By Next Wealth | 28 October 2025 | 7 minute read

Guest post by Alasdair Walker CFP, Managing Director, Optimum Path Financial Planning and co-host of NextWealth’s AI Lab

Over the past year, I’ve had the privilege of hosting the NextWealth AI Lab alongside Heather Hopkins and Chanelle Paynter. AI Lab is a community where financial planners explore use cases for AI.

After a year of listening and telling stories about tech, implementation, and the pros and cons of different approaches, a few lessons stand out. I shared these lessons at the recent CISI financial planning conference with a standing-room-only audience. To give a wider audience access to this learning, Heather asked me to write them up in a blog post.

What Do We Mean by AI?

AI covers everything from rules-based “classic AI” to generative models such as ChatGPT and Copilot. The most exciting developments this year have been attempts to combine the two, resulting in “agent AI” and “research AI”, both are now available in the paid tiers of all the major AI providers.

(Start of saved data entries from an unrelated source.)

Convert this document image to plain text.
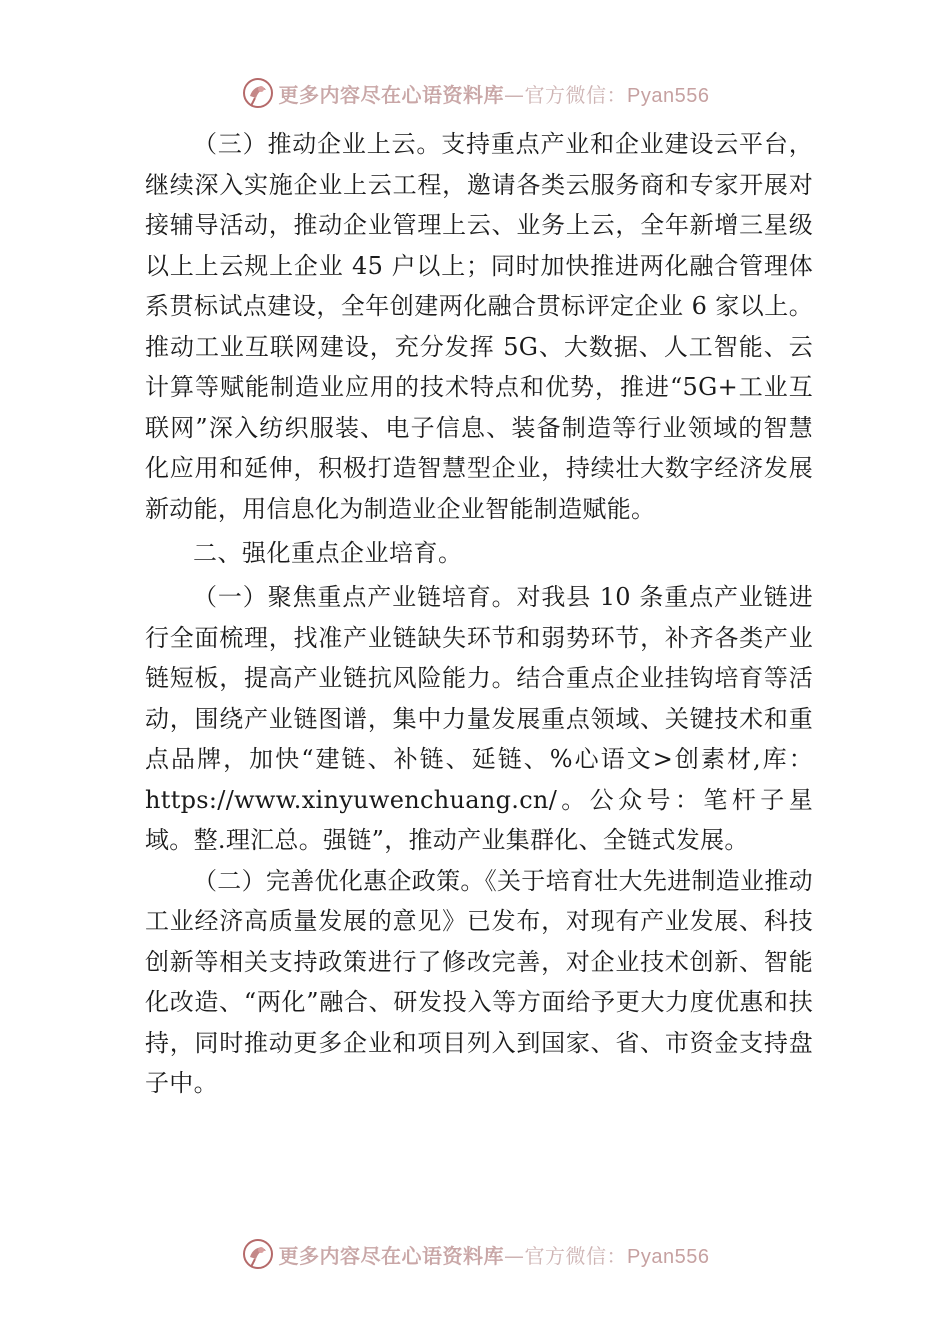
更多内容尽在心语资料库—官方微信：Pyan556

（三）推动企业上云。支持重点产业和企业建设云平台，继续深入实施企业上云工程，邀请各类云服务商和专家开展对接辅导活动，推动企业管理上云、业务上云，全年新增三星级以上上云规上企业 45 户以上；同时加快推进两化融合管理体系贯标试点建设，全年创建两化融合贯标评定企业 6 家以上。推动工业互联网建设，充分发挥 5G、大数据、人工智能、云计算等赋能制造业应用的技术特点和优势，推进“5G+工业互联网”深入纺织服装、电子信息、装备制造等行业领域的智慧化应用和延伸，积极打造智慧型企业，持续壮大数字经济发展新动能，用信息化为制造业企业智能制造赋能。

二、强化重点企业培育。

（一）聚焦重点产业链培育。对我县 10 条重点产业链进行全面梳理，找准产业链缺失环节和弱势环节，补齐各类产业链短板，提高产业链抗风险能力。结合重点企业挂钩培育等活动，围绕产业链图谱，集中力量发展重点领域、关键技术和重点品牌，加快“建链、补链、延链、%心语文>创素材,库：https://www.xinyuwenchuang.cn/。公众号：笔杆子星域。整.理汇总。强链”，推动产业集群化、全链式发展。

（二）完善优化惠企政策。《关于培育壮大先进制造业推动工业经济高质量发展的意见》已发布，对现有产业发展、科技创新等相关支持政策进行了修改完善，对企业技术创新、智能化改造、“两化”融合、研发投入等方面给予更大力度优惠和扶持，同时推动更多企业和项目列入到国家、省、市资金支持盘子中。

更多内容尽在心语资料库—官方微信：Pyan556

The aim isn’t to become a technologist but to understand enough to use these tools safely and effectively.

A Surprising Insight – Adoption in Financial Services is Slow

Compared with law and accountancy, our sector has been slower to adopt AI. Other professions already use it for research, document automation and tax analysis. In financial advice, the conversation often starts with: Is it compliant? and Can we trust the output?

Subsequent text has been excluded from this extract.